Fed’s Williams Says Taper Path ‘Pretty Much Baked in the Cake’Aki Ito
Federal Reserve Bank of San Francisco President John Williams said the pace at which the Fed is reducing its asset purchases is “pretty much baked in the cake” and that central the bank shouldn’t start raising interest rates until the second half of next year.
“We’re closing in on the final stages of tapering,” Williams told reporters today following a panel discussion in Dallas. “I don’t see a lot of benefit to modifying” the pace unless there’s a “dramatic change” in the economic outlook, he said.
The Federal Open Market Committee, which is buying bonds to hold down long-term interest rates and spur growth, last month announced plans to cut monthly asset purchases by $10 billion, to $45 billion.
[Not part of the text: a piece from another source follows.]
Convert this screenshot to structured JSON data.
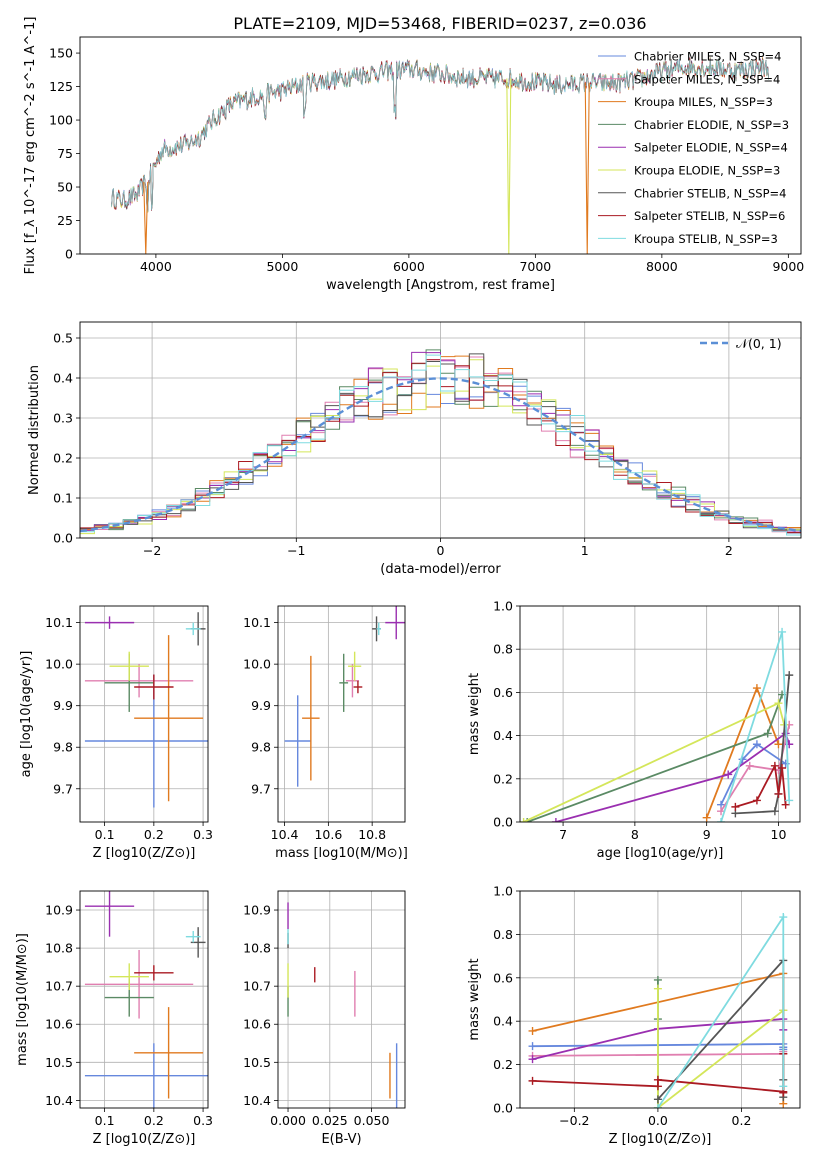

Fed Chair Janet Yellen told lawmakers this month that the Fed is set to end the program in the fall.
“Given where inflation is and where the labor market is, given the various risks to the outlook, I don’t think it’s appropriate to start raising interest rates until the second half of next year,” Williams said.
The FOMC in April repeated that it will look to a “wide range” of information to determine when to begin raising interest rates. Before the committee’s March gathering, the bank had pledged to keep rates low as long as unemployment was above 6.5 percent and the outlook for inflation didn’t exceed 2.5 percent.
The San Francisco Fed chief, who doesn’t vote on monetary policy this year, said an increase in mortgage rates explains “a good chunk” of the recent slowdown in housing. Household formation hasn’t risen as much as he expected, he added.
Williams said the overnight fixed-rate reverse repurchase program, which the central bank has been testing, “should be part of our toolkit” as the Fed begins raising interest rates. “It probably has a lot of value,” he said.
In an interview posted by the George W. Bush Institute today, Williams said he is worried about “the falloff in momentum in the housing rebound.”
“We’re definitely looking at a brighter jobs market, and employment has seen steady progress over the past few years,” he added in the interview.